Background: Discrete choice experiments (DCEs) are increasingly used for health state valuations. However, the values derived from initial DCE studies vary widely. We hypothesize that these findings indicate the presence of unknown sources of bias that must be recognized and minimized. Against this background, we studied whether values derived from a DCE are sensitive to how well the DCE design spans the severity range.
Methods: We constructed an experiment involving three variants of DCE tasks for health state valuation: standard DCE, DCE-death, and DCE-duration. For each type of DCE, an experimental design was generated under two different conditions, enabling a comparison of health state values derived from current best practice Bayesian efficient DCE designs with values derived from ‘severity-stratified’ designs that control for coverage of the severity range in health state selection. About 3000 respondents participated in the study and were randomly assigned to one of the six study arms.

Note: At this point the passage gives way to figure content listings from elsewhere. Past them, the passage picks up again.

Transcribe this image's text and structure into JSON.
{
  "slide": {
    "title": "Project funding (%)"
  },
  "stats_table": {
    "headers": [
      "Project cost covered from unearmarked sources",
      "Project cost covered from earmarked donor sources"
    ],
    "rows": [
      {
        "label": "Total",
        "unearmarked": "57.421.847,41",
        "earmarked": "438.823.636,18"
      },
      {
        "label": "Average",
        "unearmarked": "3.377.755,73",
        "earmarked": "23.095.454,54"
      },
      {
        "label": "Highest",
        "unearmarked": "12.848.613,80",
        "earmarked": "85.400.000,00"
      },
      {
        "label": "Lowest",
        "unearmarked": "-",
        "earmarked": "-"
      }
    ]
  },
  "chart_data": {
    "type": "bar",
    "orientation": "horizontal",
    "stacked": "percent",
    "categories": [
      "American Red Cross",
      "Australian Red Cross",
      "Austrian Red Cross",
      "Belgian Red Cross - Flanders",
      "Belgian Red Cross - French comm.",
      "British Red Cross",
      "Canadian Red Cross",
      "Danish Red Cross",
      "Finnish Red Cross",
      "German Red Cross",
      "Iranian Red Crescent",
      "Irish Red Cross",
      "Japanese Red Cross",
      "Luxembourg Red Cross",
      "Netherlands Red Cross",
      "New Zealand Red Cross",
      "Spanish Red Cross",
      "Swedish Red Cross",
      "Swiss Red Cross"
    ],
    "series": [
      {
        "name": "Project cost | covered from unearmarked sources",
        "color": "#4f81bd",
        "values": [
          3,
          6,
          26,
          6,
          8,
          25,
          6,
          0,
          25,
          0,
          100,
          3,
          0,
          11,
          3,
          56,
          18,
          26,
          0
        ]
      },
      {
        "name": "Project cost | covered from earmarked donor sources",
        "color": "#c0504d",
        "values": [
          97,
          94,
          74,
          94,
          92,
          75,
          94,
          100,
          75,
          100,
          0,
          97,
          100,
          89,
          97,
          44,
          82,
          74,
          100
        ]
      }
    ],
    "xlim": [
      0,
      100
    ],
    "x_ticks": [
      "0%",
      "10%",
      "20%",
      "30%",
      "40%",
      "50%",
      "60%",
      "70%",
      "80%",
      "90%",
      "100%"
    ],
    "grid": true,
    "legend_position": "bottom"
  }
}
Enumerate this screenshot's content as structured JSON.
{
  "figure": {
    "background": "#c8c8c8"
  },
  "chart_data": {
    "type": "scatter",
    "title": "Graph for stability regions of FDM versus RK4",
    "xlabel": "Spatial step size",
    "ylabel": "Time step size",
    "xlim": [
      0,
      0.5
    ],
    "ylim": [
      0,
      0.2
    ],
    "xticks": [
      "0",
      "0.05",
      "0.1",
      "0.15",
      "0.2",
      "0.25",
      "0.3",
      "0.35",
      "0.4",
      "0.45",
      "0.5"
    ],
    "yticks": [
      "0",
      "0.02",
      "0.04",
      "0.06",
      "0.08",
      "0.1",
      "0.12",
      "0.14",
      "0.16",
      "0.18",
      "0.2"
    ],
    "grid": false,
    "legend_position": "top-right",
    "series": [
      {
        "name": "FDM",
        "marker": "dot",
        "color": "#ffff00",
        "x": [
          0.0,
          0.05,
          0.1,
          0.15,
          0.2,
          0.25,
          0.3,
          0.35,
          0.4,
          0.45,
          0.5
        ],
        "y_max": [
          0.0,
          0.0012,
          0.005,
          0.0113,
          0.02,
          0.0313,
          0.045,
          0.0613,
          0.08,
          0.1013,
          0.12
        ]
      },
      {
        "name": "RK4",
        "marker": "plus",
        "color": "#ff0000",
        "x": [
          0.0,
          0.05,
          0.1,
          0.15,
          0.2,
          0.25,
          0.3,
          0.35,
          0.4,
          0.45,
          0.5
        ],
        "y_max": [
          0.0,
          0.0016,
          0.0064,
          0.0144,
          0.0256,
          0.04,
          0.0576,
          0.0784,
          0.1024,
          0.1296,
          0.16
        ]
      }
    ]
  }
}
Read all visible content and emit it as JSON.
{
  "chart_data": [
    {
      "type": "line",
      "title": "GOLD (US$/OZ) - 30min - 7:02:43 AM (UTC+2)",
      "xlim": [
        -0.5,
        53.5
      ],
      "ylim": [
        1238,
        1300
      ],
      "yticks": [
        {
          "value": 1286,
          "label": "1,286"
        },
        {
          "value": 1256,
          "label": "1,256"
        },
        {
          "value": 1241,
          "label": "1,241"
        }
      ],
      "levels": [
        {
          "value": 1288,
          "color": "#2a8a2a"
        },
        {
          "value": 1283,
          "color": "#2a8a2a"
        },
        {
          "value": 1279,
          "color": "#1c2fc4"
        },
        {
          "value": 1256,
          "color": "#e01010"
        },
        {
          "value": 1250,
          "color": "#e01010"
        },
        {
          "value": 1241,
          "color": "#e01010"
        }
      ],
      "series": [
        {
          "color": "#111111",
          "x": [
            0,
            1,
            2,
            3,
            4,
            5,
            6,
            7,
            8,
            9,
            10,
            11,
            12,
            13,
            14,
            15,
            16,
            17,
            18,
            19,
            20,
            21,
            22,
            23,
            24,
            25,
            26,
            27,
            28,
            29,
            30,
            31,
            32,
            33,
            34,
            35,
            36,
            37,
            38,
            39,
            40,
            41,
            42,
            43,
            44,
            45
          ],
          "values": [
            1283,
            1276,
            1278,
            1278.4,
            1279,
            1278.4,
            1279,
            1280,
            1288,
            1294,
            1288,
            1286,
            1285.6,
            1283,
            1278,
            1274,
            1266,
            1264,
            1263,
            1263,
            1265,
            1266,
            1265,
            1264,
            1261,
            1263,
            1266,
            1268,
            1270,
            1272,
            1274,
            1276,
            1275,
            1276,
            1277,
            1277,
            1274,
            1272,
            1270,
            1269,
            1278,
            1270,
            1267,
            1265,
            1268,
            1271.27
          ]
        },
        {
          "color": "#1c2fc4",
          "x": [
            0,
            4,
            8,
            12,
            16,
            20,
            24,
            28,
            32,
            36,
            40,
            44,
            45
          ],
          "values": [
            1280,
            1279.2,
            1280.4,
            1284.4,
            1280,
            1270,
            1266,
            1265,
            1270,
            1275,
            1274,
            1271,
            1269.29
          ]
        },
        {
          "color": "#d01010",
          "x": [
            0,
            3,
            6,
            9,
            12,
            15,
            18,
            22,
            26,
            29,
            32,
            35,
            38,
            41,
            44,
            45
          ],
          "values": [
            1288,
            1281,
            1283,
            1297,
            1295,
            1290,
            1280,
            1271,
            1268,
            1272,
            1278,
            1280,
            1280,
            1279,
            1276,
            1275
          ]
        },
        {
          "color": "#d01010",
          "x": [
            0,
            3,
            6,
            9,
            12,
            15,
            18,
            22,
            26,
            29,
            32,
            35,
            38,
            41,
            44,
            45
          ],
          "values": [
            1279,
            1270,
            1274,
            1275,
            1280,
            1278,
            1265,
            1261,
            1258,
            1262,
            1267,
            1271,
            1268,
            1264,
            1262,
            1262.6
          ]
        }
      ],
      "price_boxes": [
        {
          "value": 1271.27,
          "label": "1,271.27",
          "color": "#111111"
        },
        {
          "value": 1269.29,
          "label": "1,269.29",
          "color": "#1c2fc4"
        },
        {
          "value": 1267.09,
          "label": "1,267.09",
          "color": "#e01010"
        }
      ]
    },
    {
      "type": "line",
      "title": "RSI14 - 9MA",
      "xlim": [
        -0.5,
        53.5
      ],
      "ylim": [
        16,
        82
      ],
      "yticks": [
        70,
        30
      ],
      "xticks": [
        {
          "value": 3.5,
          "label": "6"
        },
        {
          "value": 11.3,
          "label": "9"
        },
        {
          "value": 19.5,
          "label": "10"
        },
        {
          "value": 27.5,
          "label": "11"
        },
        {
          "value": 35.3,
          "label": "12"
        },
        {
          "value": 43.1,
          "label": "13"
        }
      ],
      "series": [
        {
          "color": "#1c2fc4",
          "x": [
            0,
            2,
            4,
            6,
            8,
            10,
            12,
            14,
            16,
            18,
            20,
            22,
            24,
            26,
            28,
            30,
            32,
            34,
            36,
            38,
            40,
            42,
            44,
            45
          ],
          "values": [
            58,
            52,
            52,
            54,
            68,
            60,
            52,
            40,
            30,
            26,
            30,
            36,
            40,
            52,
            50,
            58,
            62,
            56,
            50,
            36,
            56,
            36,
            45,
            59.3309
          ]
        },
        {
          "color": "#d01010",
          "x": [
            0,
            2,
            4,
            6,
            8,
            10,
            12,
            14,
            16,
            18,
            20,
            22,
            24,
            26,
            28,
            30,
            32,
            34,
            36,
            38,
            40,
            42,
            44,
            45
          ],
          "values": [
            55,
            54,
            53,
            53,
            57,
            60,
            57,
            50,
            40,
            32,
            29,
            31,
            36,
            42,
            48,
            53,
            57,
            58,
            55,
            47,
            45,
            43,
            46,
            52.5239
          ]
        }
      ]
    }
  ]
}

Results: Imposing the severity-stratified restriction had a large effect on health states sampled for the DCE-duration approach. The unstratified efficient design returned a skewed distribution of selected health states, and this introduced bias. The choice probability of bad health states was underestimated, and time trade-offs to avoid bad states were overestimated, resulting in too low values. Imposing the same restriction had limited effect in the DCE-death approach and standard DCE.
Conclusion: Variation in DCE-derived values can be partially explained by differences in how well selected health states spanned the severity range. Imposing a ‘severity stratification’ on DCE-duration designs is a validity requirement.